Washington felt a little neater this week — fountains are running, paths are trimmed and the Lincoln Memorial Reflecting Pool looks less like a wading hole for algae. That tidy change didn’t come from virtue-signaling tweets or congressional hearings; it came from a White House-directed National Park Service effort to “Make D.C. Safe and Beautiful.” The left erupted. The rest of us should laugh and then ask smart questions about transparency and stewardship.

What’s happening: facts you should know

The Department of the Interior, under Secretary Doug Burgum, ordered the National Park Service to carry out a coordinated beautification program in the capital. The NPS has listed work on nine ornamental fountains across D.C. and repairs to the Lincoln Memorial Reflecting Pool. Reporters found roughly $67 million from Federal Lands Recreation Enhancement Act (FLREA) fee accounts is being used for these projects — about $60 million on fountains and about $7 million on the Reflecting Pool. The agency says it is working within the law; FLREA allows fee revenue to be used for repairs, and the NPS published the list of specific sites being restored.

Why conservatives should cheer — and why critics are screaming

From a conservative angle, this is common-sense government at work: fix public assets people actually use and see. The Mall and its fountains are national showcases. Running fountains and a restored pool help tourism, boost local businesses, and show the world the United States cares for its own monuments. President Donald Trump and his team promised visible results, and they delivered visible results. That plain outcome drives the left nuts because optics matter in politics — and because a tidy D.C. makes for bad protest theatre.
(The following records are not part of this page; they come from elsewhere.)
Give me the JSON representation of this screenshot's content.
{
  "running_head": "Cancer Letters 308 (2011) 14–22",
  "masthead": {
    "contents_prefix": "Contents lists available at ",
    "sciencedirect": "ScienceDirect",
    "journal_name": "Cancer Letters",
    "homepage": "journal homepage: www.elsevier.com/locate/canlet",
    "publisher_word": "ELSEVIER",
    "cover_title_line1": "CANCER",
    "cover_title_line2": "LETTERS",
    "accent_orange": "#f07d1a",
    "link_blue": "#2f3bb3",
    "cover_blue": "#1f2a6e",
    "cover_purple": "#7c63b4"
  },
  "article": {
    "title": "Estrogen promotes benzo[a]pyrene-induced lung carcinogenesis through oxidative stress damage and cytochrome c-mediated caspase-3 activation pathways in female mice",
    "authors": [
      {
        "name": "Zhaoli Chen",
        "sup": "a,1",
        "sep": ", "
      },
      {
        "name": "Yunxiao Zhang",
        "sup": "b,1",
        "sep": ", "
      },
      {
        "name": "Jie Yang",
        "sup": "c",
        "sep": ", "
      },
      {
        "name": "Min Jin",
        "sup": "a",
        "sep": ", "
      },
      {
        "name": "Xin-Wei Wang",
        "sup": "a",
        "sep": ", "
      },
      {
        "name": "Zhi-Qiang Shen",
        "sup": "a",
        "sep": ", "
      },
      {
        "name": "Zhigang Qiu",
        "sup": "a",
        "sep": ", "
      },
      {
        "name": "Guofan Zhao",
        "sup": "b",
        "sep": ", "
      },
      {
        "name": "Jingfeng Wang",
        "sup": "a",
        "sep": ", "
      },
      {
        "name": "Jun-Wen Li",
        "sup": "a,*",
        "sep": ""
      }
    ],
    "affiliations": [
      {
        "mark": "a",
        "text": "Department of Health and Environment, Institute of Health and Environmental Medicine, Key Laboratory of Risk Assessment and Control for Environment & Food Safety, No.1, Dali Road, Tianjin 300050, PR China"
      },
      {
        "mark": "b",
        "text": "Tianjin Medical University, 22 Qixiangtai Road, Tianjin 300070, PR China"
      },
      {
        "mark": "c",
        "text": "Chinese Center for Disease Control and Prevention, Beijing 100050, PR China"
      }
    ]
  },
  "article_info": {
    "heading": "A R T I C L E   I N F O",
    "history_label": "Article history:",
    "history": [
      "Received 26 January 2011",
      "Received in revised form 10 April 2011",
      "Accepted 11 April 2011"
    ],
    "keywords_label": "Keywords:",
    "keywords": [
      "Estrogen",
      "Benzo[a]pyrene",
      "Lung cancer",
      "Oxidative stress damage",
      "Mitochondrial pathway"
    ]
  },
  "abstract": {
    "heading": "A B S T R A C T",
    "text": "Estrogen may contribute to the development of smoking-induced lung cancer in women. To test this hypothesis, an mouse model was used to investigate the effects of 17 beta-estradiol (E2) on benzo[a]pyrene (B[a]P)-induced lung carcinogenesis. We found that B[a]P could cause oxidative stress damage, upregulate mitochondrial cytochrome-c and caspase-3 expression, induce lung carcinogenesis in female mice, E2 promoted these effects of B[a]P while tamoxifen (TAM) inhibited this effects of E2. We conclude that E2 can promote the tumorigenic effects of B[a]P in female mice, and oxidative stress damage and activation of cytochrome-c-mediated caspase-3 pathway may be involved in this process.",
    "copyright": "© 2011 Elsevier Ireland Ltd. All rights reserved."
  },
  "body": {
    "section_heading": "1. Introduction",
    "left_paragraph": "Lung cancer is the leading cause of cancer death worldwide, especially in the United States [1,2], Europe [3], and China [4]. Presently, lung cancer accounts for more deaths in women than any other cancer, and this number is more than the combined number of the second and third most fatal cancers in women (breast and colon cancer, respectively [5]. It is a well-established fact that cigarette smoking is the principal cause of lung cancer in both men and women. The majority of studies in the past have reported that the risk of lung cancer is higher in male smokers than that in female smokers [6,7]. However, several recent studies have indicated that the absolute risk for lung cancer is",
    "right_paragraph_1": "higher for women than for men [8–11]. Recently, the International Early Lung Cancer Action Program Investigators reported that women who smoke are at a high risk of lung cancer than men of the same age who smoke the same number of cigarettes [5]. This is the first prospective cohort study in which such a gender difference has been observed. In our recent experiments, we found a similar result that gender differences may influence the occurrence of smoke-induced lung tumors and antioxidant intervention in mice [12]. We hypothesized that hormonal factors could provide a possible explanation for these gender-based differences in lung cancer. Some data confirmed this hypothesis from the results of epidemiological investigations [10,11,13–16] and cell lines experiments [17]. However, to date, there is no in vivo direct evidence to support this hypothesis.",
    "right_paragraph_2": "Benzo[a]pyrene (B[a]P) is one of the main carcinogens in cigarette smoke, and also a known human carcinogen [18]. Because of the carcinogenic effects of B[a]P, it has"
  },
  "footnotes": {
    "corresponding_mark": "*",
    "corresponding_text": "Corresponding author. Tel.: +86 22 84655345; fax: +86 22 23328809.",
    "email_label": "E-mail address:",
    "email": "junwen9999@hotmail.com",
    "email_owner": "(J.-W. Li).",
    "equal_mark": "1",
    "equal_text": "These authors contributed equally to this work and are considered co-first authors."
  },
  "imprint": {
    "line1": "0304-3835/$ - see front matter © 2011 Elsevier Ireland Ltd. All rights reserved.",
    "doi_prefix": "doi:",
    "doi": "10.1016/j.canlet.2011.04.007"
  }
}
Valid questions, but not a scandal

Now for the grown-up part: watchdogs are right to ask about contracts, bidding and the broader NPS backlog. The National Park System has a deferred-maintenance backlog often cited around $23–$24 billion. Critics worry fee reallocations and budget moves could shortchange parks that collected the revenues. Those are fair concerns. Reporters have flagged contract details and profit margins on some projects, and the acting NPS leadership (Jessica Bowron) and pulled nomination for a permanent director add context for oversight. But “vanity project” is a political taunt, not an accounting conclusion — and the legal tool being used, FLREA fee accounts, does allow such spending when managed transparently.

Bottom line: demand transparency, enjoy the results

Here’s the simple conservative checklist: celebrate when government returns value to citizens and public spaces; demand full transparency on fee transfers and contracts; and support oversight to make sure the FLREA money is honest and properly accounted for. If the left prefers fountains that remain dry because visibility makes the president happy, that reveals priorities more than it disproves good stewardship. Keep the fountains running, keep an eye on the books, and let Washington look like a capital again — clean, safe and, yes, beautiful.